It's just about every soon-to-be mother's worst nightmare: getting diagnosed with cancer, while pregnant.
When it happened to Jenni McCormick, her options were not good. But thanks to generous blood donors and a talented medical team, this scary story got a happy ending.
This week, McCormick got to play with her healthy two-year-old daughter at the park, almost exactly three years after getting unimaginable news. It happened at a regular checkup in her second trimester.
"My blood work was completely off," McCormick said. "My immune system had completely jumped ship."
It was leukemia, which in many cases means choosing the mother's life or the baby's. Her doctors said they couldn't treat her without harming her unborn child. But her fast-moving, aggressive cancer could kill her before the baby came to term.
They had gone through years of fertility treatments, and were desperate to try anything. So they ended up at Stanford Medical Center.
"They told my family and my friends that they didn't think I would make it back," McCormick said. "Let alone my daughter. And somehow we both did."
45 days in the hospital, two to three blood transfusions a day, and four rounds of chemo later, the McCormicks have not just one survivor, but two. And a lot of gratitude for those who made it possible.

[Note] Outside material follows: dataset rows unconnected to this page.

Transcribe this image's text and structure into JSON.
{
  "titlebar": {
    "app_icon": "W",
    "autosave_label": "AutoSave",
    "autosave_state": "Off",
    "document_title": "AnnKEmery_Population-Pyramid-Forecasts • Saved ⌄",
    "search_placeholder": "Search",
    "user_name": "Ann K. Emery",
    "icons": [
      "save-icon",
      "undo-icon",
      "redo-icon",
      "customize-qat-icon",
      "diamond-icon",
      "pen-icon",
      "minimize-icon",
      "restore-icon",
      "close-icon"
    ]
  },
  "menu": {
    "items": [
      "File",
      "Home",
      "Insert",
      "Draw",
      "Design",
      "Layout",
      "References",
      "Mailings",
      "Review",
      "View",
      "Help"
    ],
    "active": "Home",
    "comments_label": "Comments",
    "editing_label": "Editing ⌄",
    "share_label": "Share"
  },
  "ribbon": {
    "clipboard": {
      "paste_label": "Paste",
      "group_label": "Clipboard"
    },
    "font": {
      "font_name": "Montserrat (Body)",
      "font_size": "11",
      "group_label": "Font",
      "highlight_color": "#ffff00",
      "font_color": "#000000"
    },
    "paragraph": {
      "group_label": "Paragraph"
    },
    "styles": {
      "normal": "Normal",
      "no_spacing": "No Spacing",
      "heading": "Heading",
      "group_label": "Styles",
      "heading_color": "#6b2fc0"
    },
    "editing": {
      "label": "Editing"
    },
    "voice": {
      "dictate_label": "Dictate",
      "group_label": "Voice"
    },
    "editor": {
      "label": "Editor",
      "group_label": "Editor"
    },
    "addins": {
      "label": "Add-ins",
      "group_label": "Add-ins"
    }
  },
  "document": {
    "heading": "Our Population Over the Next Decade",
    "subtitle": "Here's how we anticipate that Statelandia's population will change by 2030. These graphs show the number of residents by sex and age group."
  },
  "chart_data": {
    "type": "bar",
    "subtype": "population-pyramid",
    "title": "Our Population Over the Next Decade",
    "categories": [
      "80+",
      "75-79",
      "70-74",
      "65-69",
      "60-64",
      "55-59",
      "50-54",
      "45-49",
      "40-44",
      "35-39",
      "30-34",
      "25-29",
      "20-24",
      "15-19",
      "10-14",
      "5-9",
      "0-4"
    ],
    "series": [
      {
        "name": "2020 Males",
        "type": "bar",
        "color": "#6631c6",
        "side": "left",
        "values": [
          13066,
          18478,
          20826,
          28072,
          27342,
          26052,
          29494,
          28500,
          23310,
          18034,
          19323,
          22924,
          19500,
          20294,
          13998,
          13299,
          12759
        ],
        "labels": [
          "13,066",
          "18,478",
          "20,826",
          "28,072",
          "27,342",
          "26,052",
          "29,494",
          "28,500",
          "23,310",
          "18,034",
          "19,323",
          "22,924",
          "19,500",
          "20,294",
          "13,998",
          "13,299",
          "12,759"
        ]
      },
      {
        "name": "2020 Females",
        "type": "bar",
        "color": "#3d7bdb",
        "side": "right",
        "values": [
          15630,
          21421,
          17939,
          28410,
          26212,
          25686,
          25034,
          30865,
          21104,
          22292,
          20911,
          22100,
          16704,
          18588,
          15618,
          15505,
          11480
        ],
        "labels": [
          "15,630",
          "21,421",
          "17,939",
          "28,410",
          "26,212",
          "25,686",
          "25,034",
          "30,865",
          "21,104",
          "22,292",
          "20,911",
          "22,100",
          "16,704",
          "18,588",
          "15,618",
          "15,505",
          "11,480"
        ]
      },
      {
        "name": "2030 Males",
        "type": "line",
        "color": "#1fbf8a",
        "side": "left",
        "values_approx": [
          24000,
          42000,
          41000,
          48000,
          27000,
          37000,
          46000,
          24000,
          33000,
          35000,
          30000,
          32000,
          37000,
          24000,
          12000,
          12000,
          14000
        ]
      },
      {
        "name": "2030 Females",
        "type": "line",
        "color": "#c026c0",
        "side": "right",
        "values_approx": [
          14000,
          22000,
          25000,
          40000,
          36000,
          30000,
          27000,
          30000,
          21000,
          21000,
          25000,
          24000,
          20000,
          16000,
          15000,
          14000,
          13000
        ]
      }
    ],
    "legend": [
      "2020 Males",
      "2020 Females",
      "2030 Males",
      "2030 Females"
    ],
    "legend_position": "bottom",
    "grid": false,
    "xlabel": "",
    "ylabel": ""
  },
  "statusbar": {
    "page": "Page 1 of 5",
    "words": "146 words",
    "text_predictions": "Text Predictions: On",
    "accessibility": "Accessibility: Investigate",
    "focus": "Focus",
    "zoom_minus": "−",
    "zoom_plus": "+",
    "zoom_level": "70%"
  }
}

"If it hadn't been for the many blood donations I had, there's no way I would have made it through that," McCormick said. "You never know when it's going to happen to you or someone you love. So it's something I feel that everyone should do, that can."
McCormick has been a regular blood donor since she started going with her dad at 16. For her, it's come full circle.
"Just to have this happen, you go, 'Ok, well, you know, karma.' I get some of that blood back now!"